Over time, it steals our presence, our passion and our peace. Recovering from burnout is not a matter of taking a weekend off or booking a vacation.

While those can be helpful, healing requires deeper work – work that involves listening, realigning and regenerating.

The first step is awareness. Many people are so used to operating in survival mode that they do not even realise they are burned out.

Checking in with yourself – emotionally, mentally and physically – is essential.

Are you finding joy in anything? Are you waking up with dread? Are you constantly irritable or emotionally numb? These are signs worth paying attention to.
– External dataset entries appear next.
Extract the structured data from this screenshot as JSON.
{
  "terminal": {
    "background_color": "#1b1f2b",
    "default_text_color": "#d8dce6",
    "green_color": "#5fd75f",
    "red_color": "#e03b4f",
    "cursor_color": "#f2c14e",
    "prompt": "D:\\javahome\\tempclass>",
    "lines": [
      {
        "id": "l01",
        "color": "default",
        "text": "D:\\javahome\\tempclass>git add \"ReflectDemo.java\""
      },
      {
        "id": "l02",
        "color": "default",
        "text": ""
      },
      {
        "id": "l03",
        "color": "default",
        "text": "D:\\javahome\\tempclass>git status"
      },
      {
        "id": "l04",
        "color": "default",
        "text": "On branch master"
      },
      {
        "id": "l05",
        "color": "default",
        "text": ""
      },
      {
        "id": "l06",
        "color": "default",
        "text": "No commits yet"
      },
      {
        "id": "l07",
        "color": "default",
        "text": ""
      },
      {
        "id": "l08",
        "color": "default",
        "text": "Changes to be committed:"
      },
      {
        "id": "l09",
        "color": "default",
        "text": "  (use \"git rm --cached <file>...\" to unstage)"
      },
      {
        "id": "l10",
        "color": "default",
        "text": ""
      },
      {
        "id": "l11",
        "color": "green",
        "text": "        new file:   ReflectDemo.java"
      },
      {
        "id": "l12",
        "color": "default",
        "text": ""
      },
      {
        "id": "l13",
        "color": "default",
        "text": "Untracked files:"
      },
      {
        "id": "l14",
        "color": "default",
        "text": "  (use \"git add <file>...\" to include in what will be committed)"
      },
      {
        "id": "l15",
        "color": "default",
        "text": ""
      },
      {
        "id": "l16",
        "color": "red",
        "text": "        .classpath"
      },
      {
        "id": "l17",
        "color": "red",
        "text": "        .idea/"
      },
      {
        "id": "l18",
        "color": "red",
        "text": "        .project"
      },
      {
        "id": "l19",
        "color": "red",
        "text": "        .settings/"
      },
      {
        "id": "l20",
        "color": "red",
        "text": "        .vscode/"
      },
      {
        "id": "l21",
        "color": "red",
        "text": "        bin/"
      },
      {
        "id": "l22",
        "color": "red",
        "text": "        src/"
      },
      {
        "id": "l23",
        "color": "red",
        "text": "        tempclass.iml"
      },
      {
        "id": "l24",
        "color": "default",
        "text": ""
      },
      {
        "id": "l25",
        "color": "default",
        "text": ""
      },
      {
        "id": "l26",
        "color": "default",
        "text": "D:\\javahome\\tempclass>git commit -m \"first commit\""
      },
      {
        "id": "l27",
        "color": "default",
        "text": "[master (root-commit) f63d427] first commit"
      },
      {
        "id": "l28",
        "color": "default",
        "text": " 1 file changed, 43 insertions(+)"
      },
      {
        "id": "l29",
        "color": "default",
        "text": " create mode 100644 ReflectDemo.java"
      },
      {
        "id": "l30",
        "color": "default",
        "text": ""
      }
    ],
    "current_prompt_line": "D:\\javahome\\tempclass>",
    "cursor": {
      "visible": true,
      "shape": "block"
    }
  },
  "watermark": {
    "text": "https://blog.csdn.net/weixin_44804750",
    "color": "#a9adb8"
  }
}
Next, comes permission – to rest, to slow down, to say no and to disappoint others in service of not abandoning yourself.

In a society that equates worth with productivity, choosing rest can feel rebellious. But true rest is not indulgence; it is repair. And repair is essential for sustainability – of your energy, your creativity, your relationships and your purpose.

A crucial part of burnout recovery is realignment. Often, burnout signals that we have drifted too far from what matters.

Maybe we have been working in a role that conflicts with our values. Maybe we have said yes too many times out of obligation. Maybe we have neglected our needs for connection, nature, creativity or solitude.

Healing means coming back to what truly nourishes us. This is where reflection, journaling and therapy or even quiet walks can become powerful tools.

Finally, healing burnout is not something we need to do alone. Connection is a vital form of medicine. Talking to someone you trust, seeking professional support or simply being part of a community where you feel seen can help dissolve the shame and isolation that burnout often brings.

We also need to acknowledge the broader systems that contribute to burnout. Work cultures that glorify overwork, educational environments that prize grades over curiosity, families that reward self-sacrifice over self-care – these are not neutral.

If we want to truly address burnout, we must challenge the conditions that create it, not just the symptoms it produces.

Burnout is not the end. It is a threshold. A turning point that invites us to do things differently – not just to recover but to regenerate.

To build a life that is not only sustainable but also soulful. A life where rest is respected, values are honoured and boundaries are clear.

A life where we are not constantly running on empty but moving with intention, clarity and care.

Dr Praveena Rajendra is a certified mental health and awareness practitioner specialising in narcissistic abuse recovery.